Потом грозный окрик принца: «С женщиной справиться не можете — что же будет с вами, когда встретятся мужчины!» И снова шум, крики, протяжный женский вой, от которого Кара-сертип задрожал в возбуждении, а Блоквил, увлекая его все дальше, говорил:
— А я ведь и в самом
деле думал, что мы идем на опасный бой.Генерал покривился в досаде:
— Да говорю же тебе, ты ошибаешься — племя туркмен не знает, что такое настоящая война, что такое железная дисциплина, не знает тактики, а тем более стратегии современного боя.
— А почему?
— Почему? — генерал с усмешкой поглядел на француза. — Да ты сам подумай, откуда у народа, у которого нет ни одного генерала, будет разумение о таких высоких материях, как тактика, как стратегия. Нет ни одного генерала, — и Кара-сертип многозначительно покачал пальцем перед носом француза, — а тем более нет и быть не может полководцев, подобных нашему принцу Хамза-Мирзе.
— Ну, хорошо, и все-таки я не могу понять, чего же добивается шах Насреддин, ставя Мары на колени?
— И не поймешь, — самодовольно ухмыльнулся Кара-сертип, — потому что не перс, а француз, француз, не испытавший подлых ударов от этих нечестивых туркмен. Да ведь они же чуть ли не каждый день нападают на нас, грабят аулы, увозят наших женщин.
— Итак, за отдельные пограничные набеги, которые сплошь и рядом случаются на любой границе, причем, заметь, мой генерал, набеги как стой, так и с другой стороны, не правда ли? И вот за это теперь надо покорять навсегда целый народ? Может быть, лучше бы провести переговоры?
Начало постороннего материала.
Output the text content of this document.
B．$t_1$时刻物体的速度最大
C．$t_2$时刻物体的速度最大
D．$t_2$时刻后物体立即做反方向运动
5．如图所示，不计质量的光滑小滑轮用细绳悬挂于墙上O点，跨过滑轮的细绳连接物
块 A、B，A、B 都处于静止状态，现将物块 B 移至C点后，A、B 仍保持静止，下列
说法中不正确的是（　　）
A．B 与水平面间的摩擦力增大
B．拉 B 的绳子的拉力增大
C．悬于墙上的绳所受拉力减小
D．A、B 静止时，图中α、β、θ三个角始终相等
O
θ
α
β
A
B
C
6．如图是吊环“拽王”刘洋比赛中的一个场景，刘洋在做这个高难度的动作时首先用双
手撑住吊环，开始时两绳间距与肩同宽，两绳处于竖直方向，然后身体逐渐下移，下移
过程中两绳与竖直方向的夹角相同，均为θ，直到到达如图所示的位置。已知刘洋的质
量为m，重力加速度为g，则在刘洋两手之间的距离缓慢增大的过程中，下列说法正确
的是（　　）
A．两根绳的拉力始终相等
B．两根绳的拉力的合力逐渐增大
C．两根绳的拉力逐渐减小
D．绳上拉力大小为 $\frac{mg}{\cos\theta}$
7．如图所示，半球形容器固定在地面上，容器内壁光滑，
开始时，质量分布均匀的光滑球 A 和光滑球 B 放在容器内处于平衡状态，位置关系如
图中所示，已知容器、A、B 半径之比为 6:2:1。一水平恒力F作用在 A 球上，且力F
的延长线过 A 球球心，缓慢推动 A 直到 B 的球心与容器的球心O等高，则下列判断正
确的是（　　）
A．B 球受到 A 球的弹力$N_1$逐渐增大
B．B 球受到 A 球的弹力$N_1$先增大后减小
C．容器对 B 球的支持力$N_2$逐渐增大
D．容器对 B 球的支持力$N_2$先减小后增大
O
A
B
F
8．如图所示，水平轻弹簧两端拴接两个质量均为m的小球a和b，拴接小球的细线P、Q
— Ха! Переговоры! Переговоры с туркменами! Дипломатия! — презрительно скривил губы Кара-сертип. — Бей, жги, уничтожай — вот лучшая дипломатия! И Мары будет на коленях. Ты еще, француз, не знаешь туркмен — это ж темные, трусливые людишки, да если бы мне дали всего две желтые бомбы и тысячу, да нет, пятьсот всего солдат, я бы и с ними стер Мары с лица земли, да я бы…
Тут из кибитки донесся крик, мало похожий на человеческий, и генерал на полуслове оборвал себя. Губы его расплылись в улыбке, глаза стали маслеными, он всей душой был там, в кибитке, с принцем заодно, заодно с насильниками-телохранителями. Это так явственно было написано на его лице, что небезопасное желание дразнить и дальше генерала и тем хоть как-то наказать его за соучастие — пусть лишь в душе — в страшном преступлении— это желание усилилось в Блоквиле, стало почти нестерпимым. Он жестко произнес;
— А как же несколько лет тому назад эти темные, трусливые туркмены разбили огромное хивинское войско? А за год до этого у Кара-Кала разбили самих персов, а? Неужели господин генерал забыл об этом?
Кара-сертип не знал, что ответить, он стал оглядываться по сторонам, словно там искал ответа, и, увидев мальчика с ножницами в руках, грозно крикнул: «Эй, как тебя зовут?»
— Иламан.
Кара-сертип хитро взглянул на француза и многозначительно, как будто в этом и скрыт был ответ на коварный вопрос, произнес с расстановкой;
— Оказывается, этого маленького туркмена зовут просто — Иламан.
Французу осталось лишь с легкой улыбкою пожать плечами. А когда они вернулись, из кибитки уже выходили запыхавшиеся, раскрасневшиеся, но весьма довольные собою и вообще окружающею жизнью принц и его верные телохранители. Принц, встретившись глазами с французом, не опустил своих, лишь прищурил надменно:
— Господин, как нравится тебе воздух Туркмении и вообще…
— Хороший воздух, — сдержанно отвечал Блоквил, — если б еще вода, то это был бы рай на земле.